Préavis de grève : le SYTJUST réfute les arguments du ministre et défend la légalité de la démarche syndicale
SENTV : Le débat autour de la légalité du préavis de grève déposé par le Front syndical pour la défense du travail prend de l’ampleur. Alors que le ministre de la Fonction publique, du Travail et de la Réforme du service public, Mamadou Lamine Dianté, a soutenu que seules les organisations syndicales de base sont habilitées à déposer un préavis de grève, cette lecture est vivement contestée par plusieurs responsables syndicaux.
Interrogé par Dakaractu, le secrétaire général du Syndicat des travailleurs de la Justice (SYTJUST), Ayé Boun Malick Diop, rejette catégoriquement l’argument du « vice de procédure » avancé par le ministre. Selon lui, le préavis du Front syndical a été régulièrement déposé le 11 mars 2026, bien avant les récentes déclarations du membre du gouvernement.
« L’argument de vice de procédure invoqué par le ministre ne tient pas. Si une irrégularité existait, l’État disposait de plusieurs mois pour la signaler. Il ne l’a jamais fait », affirme le responsable syndical.
Pour le SG du SYTJUST, la réglementation encadrant le droit de grève ne saurait être interprétée de manière restrictive. Il soutient que les centrales syndicales sont pleinement fondées à déposer un préavis de grève, conformément à leur rôle de représentation des travailleurs. La responsabilité du gouvernement, ajoute-t-il, est d’examiner les revendications contenues dans le préavis et d’engager les discussions nécessaires, plutôt que de contester sa recevabilité plusieurs mois après son dépôt.
Ayé Boun Malick Diop estime que la position exprimée par le ministre constitue une interprétation inédite des règles qui régissent le mouvement syndical au Sénégal.

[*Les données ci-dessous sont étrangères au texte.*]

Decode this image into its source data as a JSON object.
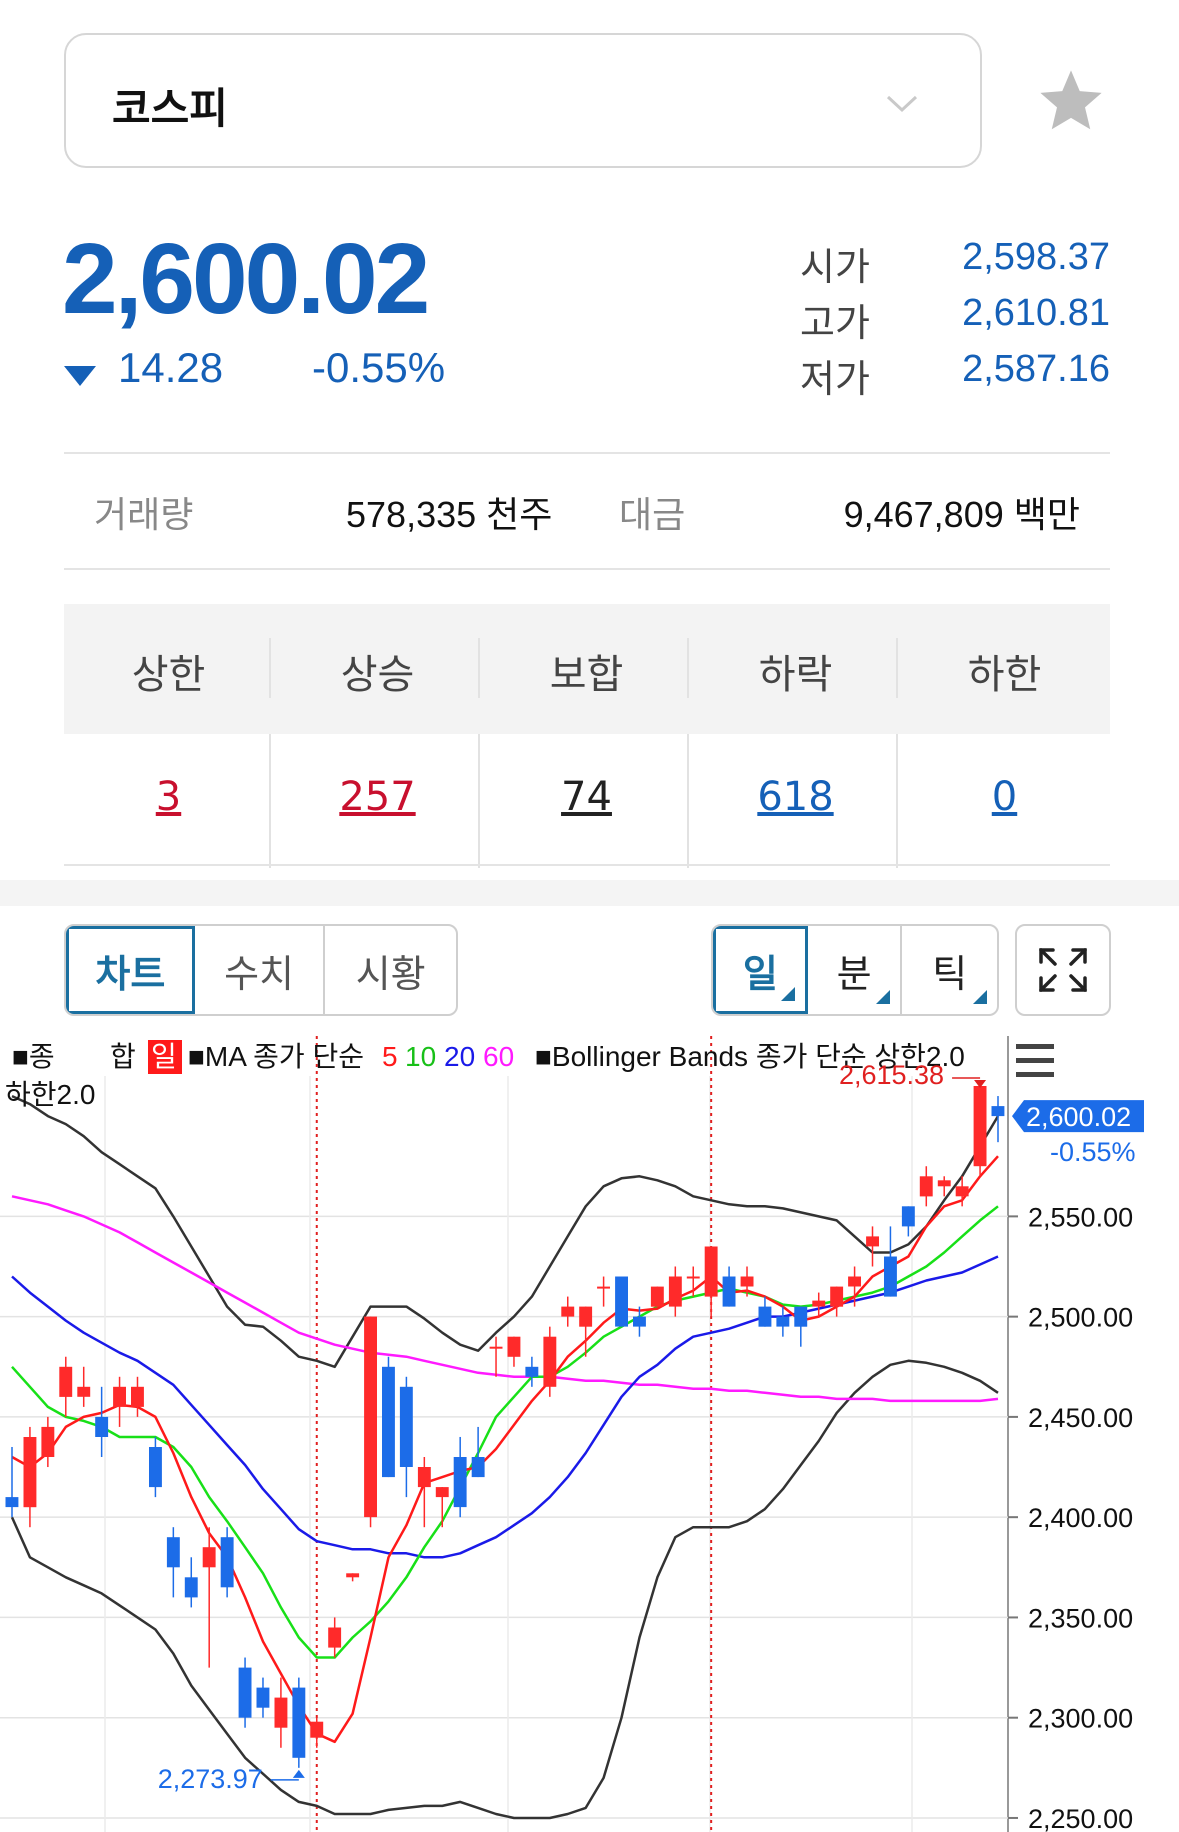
{
  "index": {
    "name": "코스피"
  },
  "quote": {
    "price": "2,600.02",
    "change": "14.28",
    "change_pct": "-0.55%",
    "open_label": "시가",
    "open": "2,598.37",
    "high_label": "고가",
    "high": "2,610.81",
    "low_label": "저가",
    "low": "2,587.16"
  },
  "volume": {
    "volume_label": "거래량",
    "volume_value": "578,335 천주",
    "amount_label": "대금",
    "amount_value": "9,467,809 백만"
  },
  "breadth": {
    "headers": [
      "상한",
      "상승",
      "보합",
      "하락",
      "하한"
    ],
    "values": [
      "3",
      "257",
      "74",
      "618",
      "0"
    ],
    "colors": [
      "#c8102e",
      "#c8102e",
      "#222222",
      "#1560b7",
      "#1560b7"
    ]
  },
  "tabs": {
    "view": [
      "차트",
      "수치",
      "시황"
    ],
    "period": [
      "일",
      "분",
      "틱"
    ]
  },
  "chart_data": {
    "type": "candlestick",
    "legend_line1": "■종   합 일 ■MA 종가 단순 5 10 20 60  ■Bollinger Bands 종가 단순 상한2.0",
    "legend_line2": "하한2.0",
    "legend_parts": {
      "square1": "■종",
      "hap": "합",
      "day": "일",
      "ma": "■MA 종가 단순",
      "ma5": "5",
      "ma10": "10",
      "ma20": "20",
      "ma60": "60",
      "bb": "■Bollinger Bands 종가 단순 상한2.0",
      "bb_low": "하한2.0"
    },
    "y_ticks": [
      "2,550.00",
      "2,500.00",
      "2,450.00",
      "2,400.00",
      "2,350.00",
      "2,300.00",
      "2,250.00"
    ],
    "y_tick_values": [
      2550,
      2500,
      2450,
      2400,
      2350,
      2300,
      2250
    ],
    "ylim": [
      2243,
      2620
    ],
    "current_price_label": "2,600.02",
    "current_change_label": "-0.55%",
    "max_label": "2,615.38",
    "min_label": "2,273.97",
    "colors": {
      "up": "#ff2a2a",
      "down": "#1c6ce8",
      "ma5": "#ff1a1a",
      "ma10": "#18e018",
      "ma20": "#1a1ae8",
      "ma60": "#ff1aff",
      "bb": "#333333"
    },
    "candles": [
      [
        2410,
        2435,
        2400,
        2405
      ],
      [
        2405,
        2445,
        2395,
        2440
      ],
      [
        2430,
        2450,
        2425,
        2445
      ],
      [
        2460,
        2480,
        2450,
        2475
      ],
      [
        2460,
        2475,
        2455,
        2465
      ],
      [
        2450,
        2465,
        2430,
        2440
      ],
      [
        2455,
        2470,
        2445,
        2465
      ],
      [
        2455,
        2470,
        2450,
        2465
      ],
      [
        2435,
        2440,
        2410,
        2415
      ],
      [
        2390,
        2395,
        2360,
        2375
      ],
      [
        2370,
        2380,
        2355,
        2360
      ],
      [
        2375,
        2395,
        2325,
        2385
      ],
      [
        2390,
        2395,
        2360,
        2365
      ],
      [
        2325,
        2330,
        2295,
        2300
      ],
      [
        2315,
        2320,
        2300,
        2305
      ],
      [
        2295,
        2320,
        2285,
        2310
      ],
      [
        2315,
        2320,
        2275,
        2280
      ],
      [
        2290,
        2300,
        2285,
        2298
      ],
      [
        2335,
        2350,
        2330,
        2345
      ],
      [
        2370,
        2372,
        2368,
        2372
      ],
      [
        2400,
        2500,
        2395,
        2500
      ],
      [
        2475,
        2480,
        2420,
        2420
      ],
      [
        2465,
        2470,
        2410,
        2425
      ],
      [
        2415,
        2430,
        2395,
        2425
      ],
      [
        2410,
        2415,
        2395,
        2415
      ],
      [
        2430,
        2440,
        2400,
        2405
      ],
      [
        2430,
        2445,
        2420,
        2420
      ],
      [
        2485,
        2490,
        2470,
        2485
      ],
      [
        2480,
        2490,
        2475,
        2490
      ],
      [
        2475,
        2480,
        2465,
        2470
      ],
      [
        2465,
        2495,
        2460,
        2490
      ],
      [
        2500,
        2510,
        2495,
        2505
      ],
      [
        2495,
        2505,
        2480,
        2505
      ],
      [
        2515,
        2520,
        2505,
        2515
      ],
      [
        2520,
        2520,
        2495,
        2495
      ],
      [
        2500,
        2505,
        2490,
        2495
      ],
      [
        2505,
        2515,
        2505,
        2515
      ],
      [
        2505,
        2525,
        2500,
        2520
      ],
      [
        2520,
        2525,
        2510,
        2520
      ],
      [
        2510,
        2535,
        2500,
        2535
      ],
      [
        2520,
        2525,
        2505,
        2505
      ],
      [
        2515,
        2525,
        2510,
        2520
      ],
      [
        2505,
        2510,
        2495,
        2495
      ],
      [
        2500,
        2505,
        2490,
        2495
      ],
      [
        2505,
        2505,
        2485,
        2495
      ],
      [
        2505,
        2512,
        2500,
        2508
      ],
      [
        2505,
        2515,
        2500,
        2515
      ],
      [
        2515,
        2525,
        2505,
        2520
      ],
      [
        2535,
        2545,
        2525,
        2540
      ],
      [
        2530,
        2545,
        2510,
        2510
      ],
      [
        2555,
        2555,
        2540,
        2545
      ],
      [
        2560,
        2575,
        2555,
        2570
      ],
      [
        2565,
        2570,
        2560,
        2568
      ],
      [
        2560,
        2570,
        2555,
        2565
      ],
      [
        2575,
        2615,
        2570,
        2615
      ],
      [
        2605,
        2610,
        2587,
        2600
      ]
    ],
    "ma5": [
      2430,
      2425,
      2432,
      2445,
      2450,
      2452,
      2456,
      2455,
      2450,
      2432,
      2410,
      2392,
      2380,
      2360,
      2338,
      2322,
      2306,
      2292,
      2288,
      2302,
      2340,
      2380,
      2396,
      2417,
      2420,
      2423,
      2425,
      2434,
      2446,
      2458,
      2468,
      2480,
      2488,
      2497,
      2504,
      2503,
      2504,
      2509,
      2513,
      2520,
      2512,
      2513,
      2510,
      2505,
      2498,
      2500,
      2505,
      2510,
      2520,
      2525,
      2530,
      2545,
      2555,
      2558,
      2570,
      2580
    ],
    "ma10": [
      2475,
      2465,
      2455,
      2450,
      2448,
      2445,
      2440,
      2440,
      2440,
      2435,
      2425,
      2410,
      2398,
      2385,
      2372,
      2355,
      2340,
      2330,
      2330,
      2340,
      2348,
      2358,
      2370,
      2385,
      2398,
      2415,
      2432,
      2450,
      2460,
      2470,
      2470,
      2475,
      2482,
      2490,
      2495,
      2500,
      2505,
      2508,
      2510,
      2512,
      2514,
      2512,
      2510,
      2506,
      2505,
      2506,
      2508,
      2510,
      2512,
      2515,
      2520,
      2525,
      2532,
      2540,
      2548,
      2555
    ],
    "ma20": [
      2520,
      2512,
      2505,
      2498,
      2492,
      2487,
      2482,
      2478,
      2472,
      2466,
      2456,
      2446,
      2436,
      2426,
      2414,
      2404,
      2394,
      2388,
      2386,
      2384,
      2384,
      2382,
      2382,
      2380,
      2380,
      2382,
      2386,
      2390,
      2396,
      2402,
      2410,
      2420,
      2432,
      2446,
      2460,
      2470,
      2476,
      2484,
      2490,
      2492,
      2494,
      2497,
      2500,
      2500,
      2502,
      2504,
      2506,
      2508,
      2510,
      2512,
      2515,
      2518,
      2520,
      2522,
      2526,
      2530
    ],
    "ma60": [
      2560,
      2558,
      2556,
      2553,
      2550,
      2546,
      2542,
      2537,
      2532,
      2527,
      2522,
      2517,
      2512,
      2507,
      2502,
      2497,
      2492,
      2489,
      2486,
      2484,
      2482,
      2481,
      2480,
      2478,
      2476,
      2474,
      2472,
      2471,
      2470,
      2470,
      2470,
      2469,
      2468,
      2468,
      2467,
      2466,
      2466,
      2465,
      2464,
      2464,
      2463,
      2463,
      2462,
      2461,
      2460,
      2460,
      2459,
      2459,
      2459,
      2458,
      2458,
      2458,
      2458,
      2458,
      2458,
      2459
    ],
    "bb_upper": [
      2610,
      2606,
      2600,
      2596,
      2590,
      2582,
      2576,
      2570,
      2564,
      2550,
      2535,
      2520,
      2505,
      2496,
      2495,
      2488,
      2480,
      2478,
      2475,
      2490,
      2505,
      2505,
      2505,
      2499,
      2492,
      2486,
      2483,
      2492,
      2500,
      2510,
      2525,
      2540,
      2555,
      2565,
      2569,
      2570,
      2568,
      2565,
      2560,
      2558,
      2556,
      2555,
      2555,
      2554,
      2552,
      2550,
      2548,
      2540,
      2532,
      2532,
      2536,
      2545,
      2558,
      2570,
      2585,
      2600
    ],
    "bb_lower": [
      2400,
      2380,
      2375,
      2370,
      2366,
      2362,
      2356,
      2350,
      2344,
      2332,
      2316,
      2304,
      2292,
      2280,
      2272,
      2264,
      2258,
      2256,
      2252,
      2252,
      2252,
      2254,
      2255,
      2256,
      2256,
      2258,
      2255,
      2252,
      2250,
      2250,
      2250,
      2252,
      2255,
      2270,
      2300,
      2340,
      2370,
      2390,
      2395,
      2395,
      2395,
      2398,
      2404,
      2414,
      2426,
      2438,
      2452,
      2462,
      2470,
      2476,
      2478,
      2477,
      2475,
      2472,
      2468,
      2462
    ],
    "vlines_at_candle": [
      17,
      39
    ]
  }
}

« Dire que les centrales syndicales ne peuvent pas déposer de préavis de grève revient à remettre en cause le fonctionnement même du syndicalisme. Le ministre ne peut pas réinventer le syndicalisme », déclare-t-il.
Cette divergence d’interprétation intervient dans un climat social marqué par plusieurs revendications portées par les organisations de travailleurs. Elle pourrait accentuer les tensions entre le gouvernement et le Front syndical pour la défense du travail, au moment où les partenaires sociaux sont appelés à privilégier le dialogue afin d’éviter une nouvelle escalade du conflit.